Mais ici, fils très chers, fils de la lumière, c'est ainsi que nous voulons vous appeler, fils du jour, et non de la nuit et des ténèbres, comme dit saint Paul (1Th 5,5), une vérité élémentaire et fondamentale est à rappeler : Dieu est caché (cf. Is 45,15). De nombreux signes, de nombreuses voies, de nombreux aiguillons nous parlent et nous conduisent au seuil de son ineffable réalité, mais il est vrai que, dans cette vie présente, nous le voyons dans un miroir, dans le mystère : « per speculum in aenigmate » (1Co 13,12) ; la connaissance rationnelle que nous pouvons avoir de Dieu est acquise par voie de démonstration, ce qui comporte une discipline simple, mais rigoureuse, de la pensée, et on ne rejoint Dieu que par la négation des limites et la sublimation des notions des perfections créées que nous pouvons Lui appliquer ; la voie de la foi est plus plénière, plus sûre, plus vivante, mais encore privée de la vision directe et béatifiante que nous espérons avoir un jour dans Son infinie vérité.

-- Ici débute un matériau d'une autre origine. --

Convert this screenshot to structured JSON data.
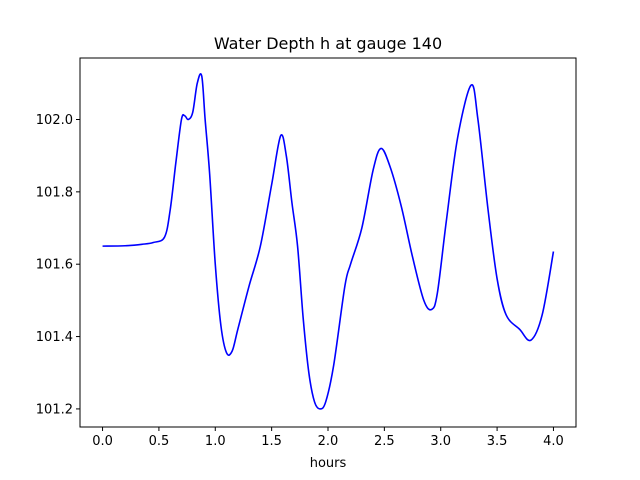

Le silence de Dieu, a-t-on pu dire d'une caractéristique de la littérature contemporaine (cf. Moeller) ; Il ne se fait pas entendre à notre oreille, mais se fait écouter et chercher par d'autres moyens.

Et alors un nouveau devoir nous appelle, celui de jouir de la connaissance que nous avons déjà de Dieu, et un second, celui de Le chercher, de Le chercher avec passion, où, comment et quand Il veut se laisser rencontrer. Et c'est le sens profond de notre vie présente, une veille vigilante pour guetter et attendre la lumière. Qu'à cela vous dispose notre Bénédiction Apostolique.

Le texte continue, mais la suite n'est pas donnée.